Hoewel Willem de Mérode als christelijk dichter hun paradepaardje zou blijven, was zijn homoseksualiteit voor calvinistisch Nederland een zonde die niet makkelijk uitgewist kon worden. En al werd homoseksualiteit langzaam een aandoening die ook in kerkelijke kringen normaal gevonden werd, zijn voorkeur voor jongere jongens bleef een probleem. Omdat het een dominant onderdeel van zijn poëzie vormt, kan het echter onmogelijk genegeerd worden.

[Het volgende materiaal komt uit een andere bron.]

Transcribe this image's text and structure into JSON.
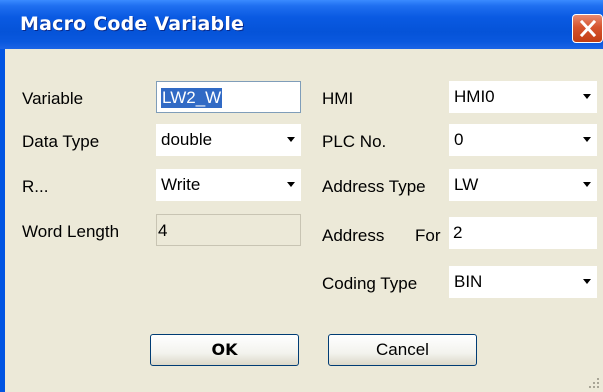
{
  "window": {
    "title": "Macro Code Variable"
  },
  "form": {
    "variable_label": "Variable",
    "variable_value": "LW2_W",
    "datatype_label": "Data Type",
    "datatype_value": "double",
    "rw_label": "R...",
    "rw_value": "Write",
    "wordlength_label": "Word Length",
    "wordlength_value": "4",
    "hmi_label": "HMI",
    "hmi_value": "HMI0",
    "plcno_label": "PLC No.",
    "plcno_value": "0",
    "addresstype_label": "Address Type",
    "addresstype_value": "LW",
    "address_label": "Address",
    "address_format_label": "For",
    "address_value": "2",
    "codingtype_label": "Coding Type",
    "codingtype_value": "BIN"
  },
  "buttons": {
    "ok": "OK",
    "cancel": "Cancel"
  },
  "icons": {
    "close": "close-x-icon",
    "dropdown": "triangle-down-icon",
    "grip": "resize-grip-icon"
  }
}
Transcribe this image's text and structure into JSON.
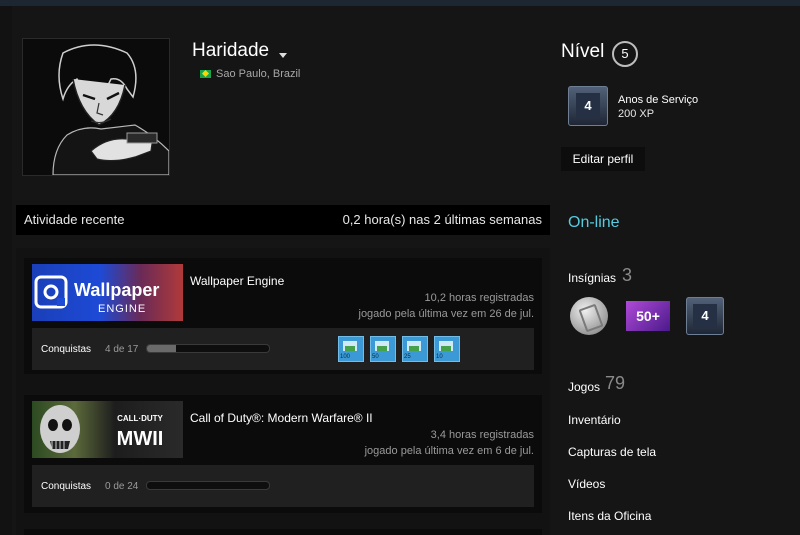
{
  "profile": {
    "name": "Haridade",
    "location": "Sao Paulo, Brazil"
  },
  "level": {
    "label": "Nível",
    "value": "5",
    "service_badge_value": "4",
    "service_title": "Anos de Serviço",
    "service_xp": "200 XP",
    "edit_label": "Editar perfil"
  },
  "activity": {
    "title": "Atividade recente",
    "hours_summary": "0,2 hora(s) nas 2 últimas semanas",
    "games": [
      {
        "name": "Wallpaper Engine",
        "capsule_text": "Wallpaper",
        "capsule_subtext": "ENGINE",
        "hours": "10,2 horas registradas",
        "last_played": "jogado pela última vez em 26 de jul.",
        "achievements_label": "Conquistas",
        "achievements_count": "4 de 17",
        "achievements_progress": 0.235,
        "achievement_icons": [
          "100",
          "50",
          "25",
          "10"
        ]
      },
      {
        "name": "Call of Duty®: Modern Warfare® II",
        "capsule_text": "CALL·DUTY",
        "capsule_subtext": "MWII",
        "hours": "3,4 horas registradas",
        "last_played": "jogado pela última vez em 6 de jul.",
        "achievements_label": "Conquistas",
        "achievements_count": "0 de 24",
        "achievements_progress": 0
      }
    ]
  },
  "sidebar": {
    "status": "On-line",
    "badges_label": "Insígnias",
    "badges_count": "3",
    "badge_50_label": "50+",
    "badge_years_value": "4",
    "games_label": "Jogos",
    "games_count": "79",
    "links": [
      "Inventário",
      "Capturas de tela",
      "Vídeos",
      "Itens da Oficina"
    ]
  },
  "colors": {
    "online": "#57cbde",
    "background": "#121212"
  }
}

Gelukkig huldigde Willem Keuning het standpunt dat het hem om liefde voor jongens in de vorm van vriendschap ging, en dat hij niets met seks te maken wilde hebben. Daarmee werd hij acceptabel. Het Nederlands Dagblad organiseert nu busreizen langs zijn geboortehuis in Spijk en het huis in Uithuizermeeden. Willem de Mérode was een zondig mens, die eenmaal een misstap begin, maar ook een kunstenaar, die zijn talent in dienst van de Heer stelde.

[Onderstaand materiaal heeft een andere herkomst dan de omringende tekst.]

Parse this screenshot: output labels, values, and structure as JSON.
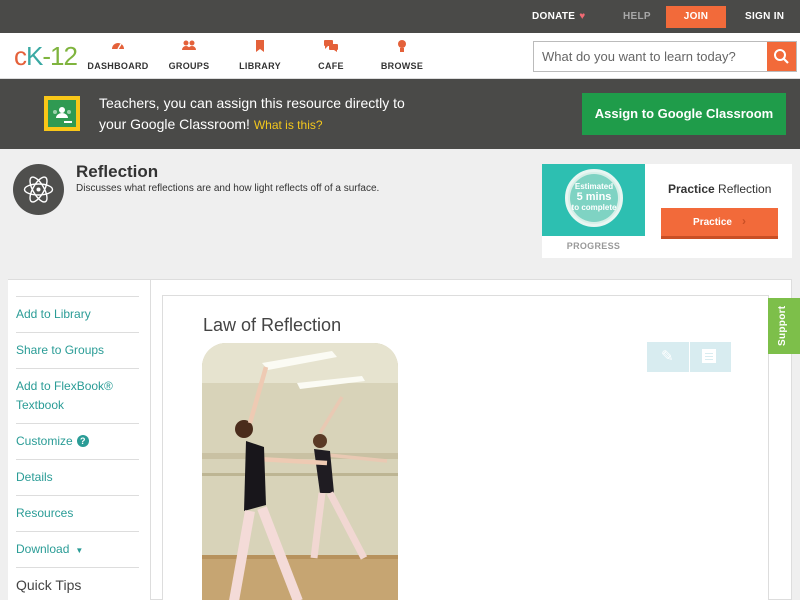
{
  "topbar": {
    "donate_label": "DONATE",
    "help_label": "HELP",
    "join_label": "JOIN",
    "signin_label": "SIGN IN"
  },
  "logo": {
    "text_c": "c",
    "text_k": "K",
    "text_dash": "-",
    "text_12": "12"
  },
  "nav": {
    "items": [
      {
        "label": "DASHBOARD",
        "icon": "dashboard-icon"
      },
      {
        "label": "GROUPS",
        "icon": "groups-icon"
      },
      {
        "label": "LIBRARY",
        "icon": "library-icon"
      },
      {
        "label": "CAFE",
        "icon": "cafe-icon"
      },
      {
        "label": "BROWSE",
        "icon": "browse-icon"
      }
    ]
  },
  "search": {
    "placeholder": "What do you want to learn today?"
  },
  "banner": {
    "line1": "Teachers, you can assign this resource directly to",
    "line2": "your Google Classroom!",
    "what_link": "What is this?",
    "button_label": "Assign to Google Classroom"
  },
  "resource": {
    "title": "Reflection",
    "description": "Discusses what reflections are and how light reflects off of a surface."
  },
  "practice": {
    "estimate_line1": "Estimated",
    "estimate_line2": "5 mins",
    "estimate_line3": "to complete",
    "progress_label": "PROGRESS",
    "title_bold": "Practice",
    "title_rest": "Reflection",
    "button_label": "Practice"
  },
  "sidebar": {
    "items": [
      {
        "label": "Add to Library"
      },
      {
        "label": "Share to Groups"
      },
      {
        "label": "Add to FlexBook® Textbook"
      },
      {
        "label": "Customize"
      },
      {
        "label": "Details"
      },
      {
        "label": "Resources"
      },
      {
        "label": "Download"
      },
      {
        "label": "Quick Tips"
      }
    ]
  },
  "article": {
    "title": "Law of Reflection"
  },
  "support": {
    "label": "Support"
  },
  "colors": {
    "accent": "#f26a3a",
    "teal": "#2a9c96",
    "dark_bar": "#4a4a48",
    "google_green": "#1f9c4a",
    "support_green": "#7dbf4a"
  }
}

Het huis in Uithuizermeeden aan de Hoofdstraat staat al vele maanden te koop. Toen het op de markt kwam, heeft Hans Werkman, de onvermoeibare biograaf van de dichter, de gemeente Eemsmond aangeraden het huis aan te kopen om er een permanente tentoonstelling over Willem de Mérode in te richten. De gemeente is jammer genoeg op dit voorstel niet ingegaan. Omdat hier zoveel gedichten tot stand gekomen zijn, ligt het beslist voor de hand om hier blijvend de aandacht op de dichter te vestigen. Maar het gaat om meer dan alleen literaire associaties. In de loop van de tijd is het huis drastisch aangepakt: een raam aan de zijkant van de kamer van Meester Keuning is weg gemetseld en het andere raam is vergroot. De alkoof met de bedstede is verdwenen. Deze aanpassingen zouden dan weer ongedaan gemaakt moeten worden. Ook al zou dat niet gebeuren, wie nu door de Hoofdstraat van Uithuizermeeden loopt kan zich nog goed een voorstelling maken van de vroegere situatie. Meester Keuning die naar buiten kijkt en de jongens voorbij ziet lopen of fietsen. Af en toe stapt een van hen bij hem naar binnen, door de gang die volgens de beschrijving van het huis op Funda nog altijd aanwezig is. ‘s Avonds, als de gordijnen dichtgetrokken waren, pakte hij zijn pen en beschreef zijn emoties. Hoewel Willem Keuning in de eerste weken nadat hij uit de gevangenis was ontslagen, nog een paar keer in Uithuizermeeden terug is geweest, wilde hij zelf de Groninger periode liefst vergeten. Voor hem was het huis vooral de plek van zijn verborgen verlangens, hunkeringen en frustraties. Hij mocht zichzelf dan wel voorhouden dat hij net als Von Platen de jongens niet wilde aanraken, de aandrang was er beslist wel. Toen hij in de wintermaanden van 1924 toegaf aan die behoefte en tegen de lamp liep, gaf hij in eerste instantie de zestienjarige jongen de schuld. Die jongen wilde zo graag en daarom had hij toegegeven. Zelf had hij zijn broek dichtgehouden, de jongen niet. Dat hij geheel onschuldig was geloofde de rechter niet en Meester Keuning waarschijnlijk zelf ook niet. Meer nog dan het ontstaan van zijn poëzie bewaart het huis daardoor de herinnering aan het toegeven aan zijn diepste verlangens, waarvoor de gedichten maar een surrogaat waren.
Doeke Sijens
Dit essay verscheen eerder in Tzum 53/54, 2011.